Si stupirono a vedere Sakuragi palleggiare ritmicamente davanti a loro canticchiando una
canzone. Poi lui si accorse di loro.
“Ciao ragazzi… - si grattò il
naso, poi fissò Mitsui e sorrise – devo tornare in
clinica per un po’ di tempo…”
Ayako e Ryota ne furono
dispiaciuti.
“Perché?”
Lui socchiuse gli occhi “Devo fare ancora un po’ di controlli e riabilitazione.

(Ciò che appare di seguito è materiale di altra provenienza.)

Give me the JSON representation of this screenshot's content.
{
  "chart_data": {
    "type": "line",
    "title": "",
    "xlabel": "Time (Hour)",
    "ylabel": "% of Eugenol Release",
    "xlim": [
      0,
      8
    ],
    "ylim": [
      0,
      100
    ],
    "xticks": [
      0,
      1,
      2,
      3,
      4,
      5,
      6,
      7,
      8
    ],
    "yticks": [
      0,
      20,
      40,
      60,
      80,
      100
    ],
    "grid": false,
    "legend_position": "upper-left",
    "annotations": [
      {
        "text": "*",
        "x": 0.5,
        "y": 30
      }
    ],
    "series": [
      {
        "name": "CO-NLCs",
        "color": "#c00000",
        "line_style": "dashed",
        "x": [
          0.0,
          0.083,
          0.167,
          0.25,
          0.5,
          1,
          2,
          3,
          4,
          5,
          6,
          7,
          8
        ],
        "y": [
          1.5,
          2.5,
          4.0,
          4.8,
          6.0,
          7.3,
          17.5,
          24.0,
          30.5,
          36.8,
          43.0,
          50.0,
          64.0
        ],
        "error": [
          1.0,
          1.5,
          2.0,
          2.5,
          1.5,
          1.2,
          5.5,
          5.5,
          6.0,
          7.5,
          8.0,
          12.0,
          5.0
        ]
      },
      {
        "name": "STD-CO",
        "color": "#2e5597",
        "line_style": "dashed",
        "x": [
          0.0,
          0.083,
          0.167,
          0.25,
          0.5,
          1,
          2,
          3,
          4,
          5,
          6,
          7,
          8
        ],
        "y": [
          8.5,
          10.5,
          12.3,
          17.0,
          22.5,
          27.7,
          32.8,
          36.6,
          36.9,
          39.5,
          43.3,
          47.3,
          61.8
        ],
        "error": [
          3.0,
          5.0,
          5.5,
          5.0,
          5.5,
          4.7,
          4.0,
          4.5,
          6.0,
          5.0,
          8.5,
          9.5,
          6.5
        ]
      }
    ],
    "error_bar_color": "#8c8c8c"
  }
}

Ma tornerò appena possibile, promesso…”
Il tiratore guardò con
sguardo perso il vuoto.
Il rosso salutò il play e si allontanò verso la porta. Ma
una voce lo raggiunse.
“Scapperai ancora?”
I tre guardavano la sua
schiena. Si fermò sulla porta.
Poi alzò l’indice verso
l’alto.
“Io non scapperò più. E guarirò in fretta. Perché sono un
genio.”
Disclaimer
Hana, Ru, Mitchan, Ryota e
gli altri non appartengono a me, ma se me li regalano monto su una squadretta e
sfascio tutto XDDD
L’ultima scena è MIA! XDDDDD Perché
è successa veramente… in effetti quasi tutta la fic è
accaduta davvero a me, che avevo la parte del rossino. Cmq questa storia è
dedicata agli sportivi che per un infortunio devono saltare una gara o una
partita importante… ma che non mollano mai.